Economia

Empresas querem facilidades no acesso ao crédito

A Associação das Pequenas e Médias Empresas de Moçambique (APME) quer investir na inovação e qualidade dos produtos oferecidos ao cliente.

A intenção foi manifesta na última quinta-feira, em Maputo, pelo presidente da Associação das Pequenas e Médias Empresas de Moçambique, Inocêncio Paulino, na cerimónia de abertura da 1ª Conferência das Pequenas e Médias Empresas, realizada em Maputo.

Paulino sublinhou que a questão de crédito constitui um desafio para as Pequenas e Médias Empresas no país.

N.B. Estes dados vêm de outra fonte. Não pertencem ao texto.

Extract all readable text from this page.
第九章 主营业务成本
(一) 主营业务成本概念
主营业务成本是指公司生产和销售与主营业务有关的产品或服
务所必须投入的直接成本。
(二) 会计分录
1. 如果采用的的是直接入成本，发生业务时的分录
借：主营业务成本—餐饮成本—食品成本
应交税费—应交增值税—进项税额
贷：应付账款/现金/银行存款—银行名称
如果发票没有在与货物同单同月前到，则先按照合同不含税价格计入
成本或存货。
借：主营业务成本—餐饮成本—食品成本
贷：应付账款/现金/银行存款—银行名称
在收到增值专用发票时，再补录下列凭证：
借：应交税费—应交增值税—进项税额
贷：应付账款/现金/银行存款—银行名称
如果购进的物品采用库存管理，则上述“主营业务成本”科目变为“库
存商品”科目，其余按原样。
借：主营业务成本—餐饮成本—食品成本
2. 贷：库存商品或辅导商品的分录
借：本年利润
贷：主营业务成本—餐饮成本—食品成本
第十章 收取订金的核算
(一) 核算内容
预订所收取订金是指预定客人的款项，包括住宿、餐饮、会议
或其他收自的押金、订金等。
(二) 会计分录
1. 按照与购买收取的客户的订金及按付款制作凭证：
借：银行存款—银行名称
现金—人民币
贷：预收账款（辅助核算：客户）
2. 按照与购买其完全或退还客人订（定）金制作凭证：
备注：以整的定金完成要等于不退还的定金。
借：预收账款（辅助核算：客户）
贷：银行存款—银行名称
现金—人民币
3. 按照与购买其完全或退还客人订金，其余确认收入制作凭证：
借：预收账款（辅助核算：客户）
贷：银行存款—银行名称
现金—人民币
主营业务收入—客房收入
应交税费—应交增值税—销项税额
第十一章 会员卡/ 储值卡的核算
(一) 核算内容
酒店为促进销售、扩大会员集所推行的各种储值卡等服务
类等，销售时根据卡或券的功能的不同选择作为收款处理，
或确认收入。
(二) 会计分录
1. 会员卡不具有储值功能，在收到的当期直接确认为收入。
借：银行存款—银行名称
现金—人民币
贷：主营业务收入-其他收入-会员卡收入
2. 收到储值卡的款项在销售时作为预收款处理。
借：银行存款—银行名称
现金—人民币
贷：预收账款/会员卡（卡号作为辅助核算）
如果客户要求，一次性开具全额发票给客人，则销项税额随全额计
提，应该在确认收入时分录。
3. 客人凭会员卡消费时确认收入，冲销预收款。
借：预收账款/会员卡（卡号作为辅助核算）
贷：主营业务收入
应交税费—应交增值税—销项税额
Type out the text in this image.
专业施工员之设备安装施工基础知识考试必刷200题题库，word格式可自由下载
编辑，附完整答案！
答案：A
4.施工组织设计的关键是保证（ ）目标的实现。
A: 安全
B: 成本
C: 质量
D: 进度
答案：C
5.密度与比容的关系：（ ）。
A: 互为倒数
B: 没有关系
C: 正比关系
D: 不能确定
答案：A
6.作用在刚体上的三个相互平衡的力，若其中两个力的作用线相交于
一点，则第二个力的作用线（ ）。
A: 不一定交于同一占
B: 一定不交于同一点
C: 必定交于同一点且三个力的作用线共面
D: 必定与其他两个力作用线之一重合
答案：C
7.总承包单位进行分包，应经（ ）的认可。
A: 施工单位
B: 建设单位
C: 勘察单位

“Estamos a incentivar para que haja inovação a nível das empresas, porque é preciso colocar no mercado um produto diferencial, para ser competitivo. Também teremos que trabalhar nas embalagens dos produtos e assegurar que tenham preços competitivos”, disse.

Para Inocêncio Paulino, as Pequenas e Médias Empresas devem melhorar a qualidade e a eficiência produtiva. Segundo ele, o grande desafio da sua agremiação é o crédito e apela para que os bancos sejam mais abertos e coloquem taxas favoráveis às pequenas e médias empresas.

Como forma de resolver o problema, revelou que dentro de dias será rubricado um memorando com dois bancos que irão disponibilizar serviços especiais aos associados da APME.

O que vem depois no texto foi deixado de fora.